Here’s hoping she’ll recognize her new home – Tay has never been to Monterrey, the city she is moving to.
It’s a brave leap in a big world, but one that Tay is ready for.
Back in January, Tay announced that this will be her last school year at OES, where she has been the Upper School counselor since 2011. She’s moving to Monterrey, where she will begin the 2014-2015 school year as a counselor in one of the premier prep schools in Latin America, the American School Foundation of Monterrey.
Tay has always loved traveling. “Since I was 11, all I’ve wanted to do is go other places.” She first visited Mexico almost twenty years ago on vacation, but jumped into the culture of the country five years ago when she spent a summer in Mexico on a Spanish immersion program.
The warmth of Mexico – in all senses of the word – is a huge draw.
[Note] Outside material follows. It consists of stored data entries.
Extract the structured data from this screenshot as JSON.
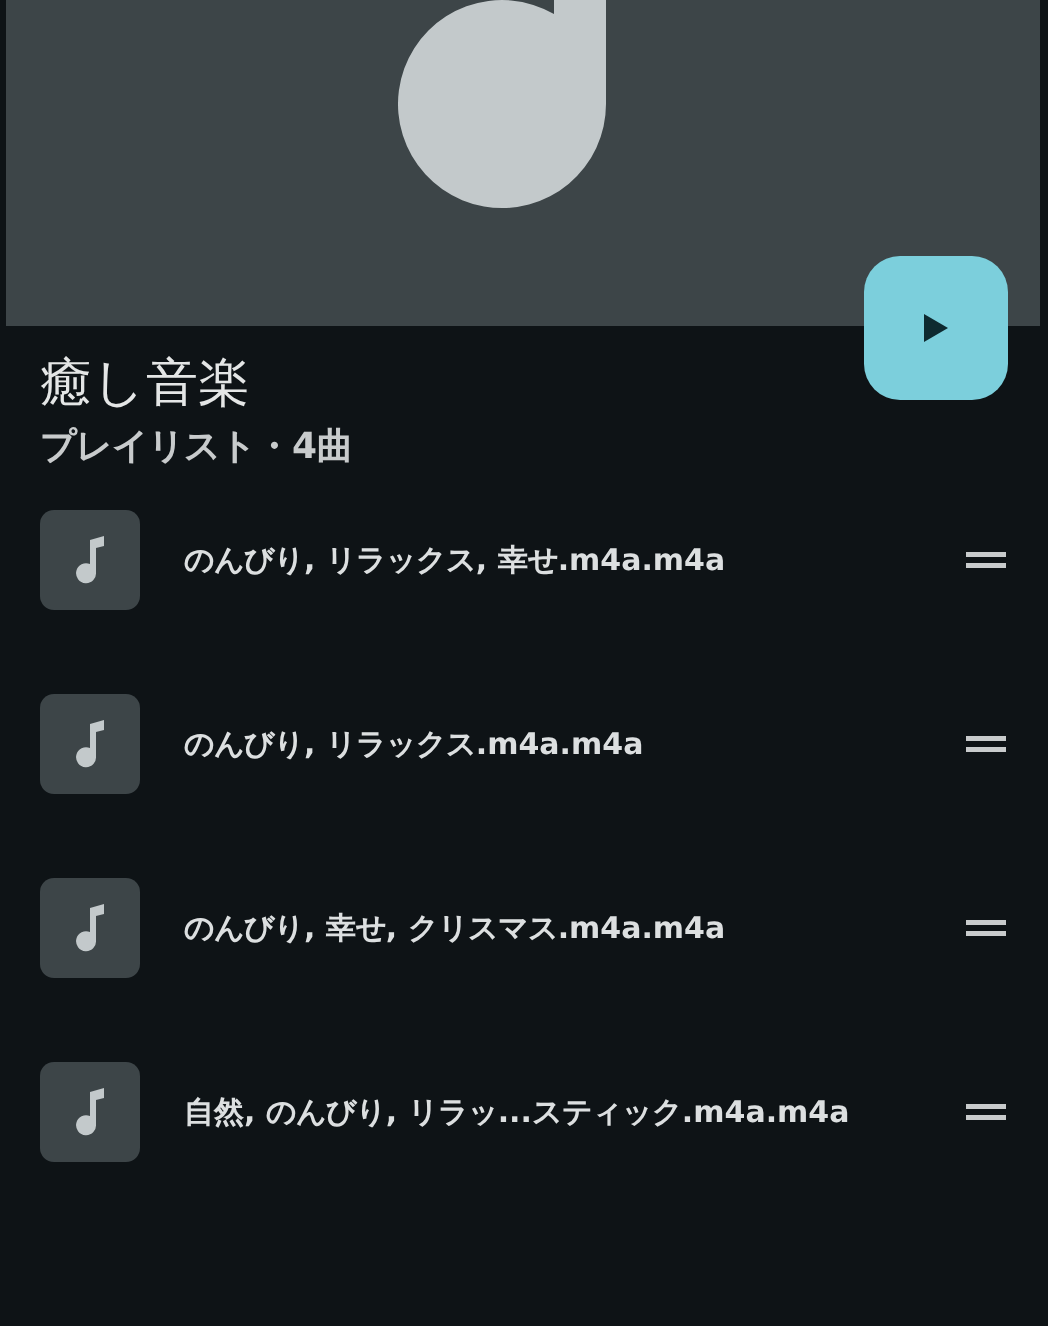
{
  "playlist": {
    "title": "癒し音楽",
    "subtitle": "プレイリスト・4曲"
  },
  "tracks": [
    {
      "name": "のんびり, リラックス, 幸せ.m4a.m4a"
    },
    {
      "name": "のんびり, リラックス.m4a.m4a"
    },
    {
      "name": "のんびり, 幸せ, クリスマス.m4a.m4a"
    },
    {
      "name": "自然, のんびり, リラッ...スティック.m4a.m4a"
    }
  ]
}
“The climate has really gotten to me,” Tay told me. She is an Oregon transplant who came here from the Midwest after attending college at the University of Western Michigan.
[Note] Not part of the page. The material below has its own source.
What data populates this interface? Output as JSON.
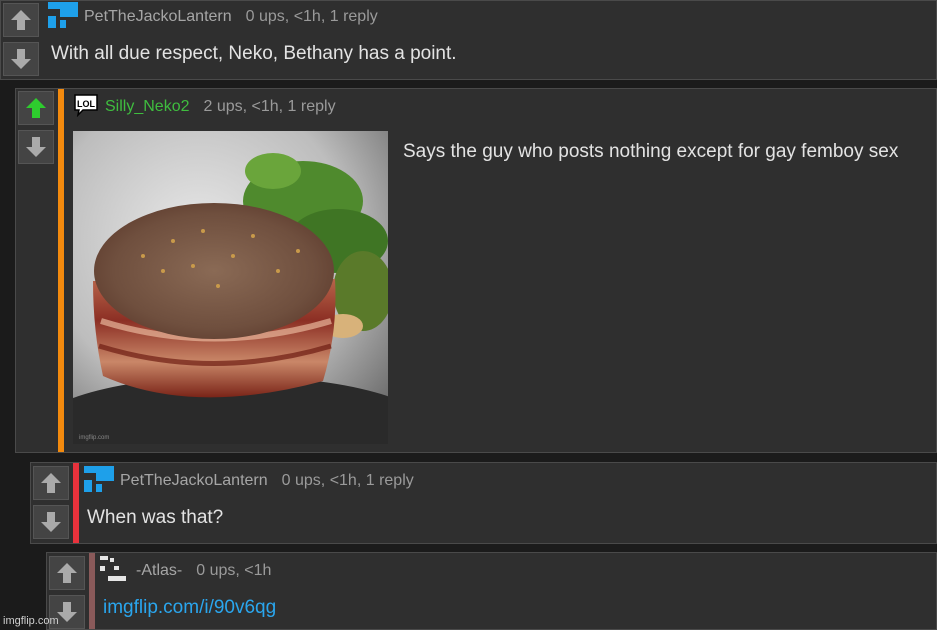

It was after graduating that Tay wondered about the possibility of moving and teaching abroad. She’s always had a self-described “itch” to expand her world by leaving the country.
After getting the job at OES, Tay decided to stay in the city, but the itch went unscratched.
The school in Monterrey was a perfect fit – they are trying to move towards an American model of counseling, and through a patchwork of Skype interviews, a meeting at a job fair in Atlanta, and a lot of research, the school brought Tay aboard.
The counseling staff is mostly Mexican, while about half the faculty members are American. The school offers AP classes, and all classes are taught in English, though the main language spoken at the school is still Spanish.
Tay’s role is changed from what she has done at OES. She’ll be working predominantly with eighth and ninth graders, and using her degree in “comprehensive school counseling” to aid with academic work, and collaborate with a team of counselors.
Though Tay is not yet fluent in Spanish, she is working towards fluency, and now has no choice but to succeed. “Immersion is the best way to achieve fluency.”
While this is the biggest move of her life, it’s not Tay’s first time jumping into the deep end. 11 years ago, she, “quit my job, sold my house, and moved here” to Portland.
This is the next step in her personal growth. “Putting yourself outside of your comfort zone is really conducive to growth.”
She’s going to make it, but she’s going to have to slow down. You have to be fully present in the moment when communicating in a foreign language, and that thoughtfulness that goes into understanding every word is grounding. “I think that’s going to be really good for me,” Tay said.
Although Tay has never been to the city of Monterrey, she has spent a lot of time in Mexico recently and has some friends in the city. “I love how Mexicans treat their families and children,” she says. New friends are sure to come. “People take time to greet you in the street.”
This isn’t necessarily or frequently true in the overwhelmingly individualistic and hurried culture of the US. But although she’s leaving, Tay has incredible gratitude for the opportunities provided by the country where her family still resides. “Being an American has given me the chance to do all of these amazing things,” she says.
But it’s time to take advantage of those chances. Tay has been readying herself to move abroad for years. As a student, Tay was ready to go to Denmark on an exchange program. Everything was in order.
But at the 11th hour, the school in Denmark rescinded Tay’s acceptance.
She was stunned and crestfallen. In place in the trip to Copenhagen, she was offered exchange programs in Chile, Ecuador, or the Dominican Republic – nations with “lower academic standards.” She declined, and still regrets it today.
Moving to Monterrey is a chance to erase that regret, and answer all the fleeting questions and insights of living in a foreign culture. After years, it’s finally happening.
“Mexico feels like a place where people see you,” Tay says. And as she clearly understands, the world is a place worth seeing.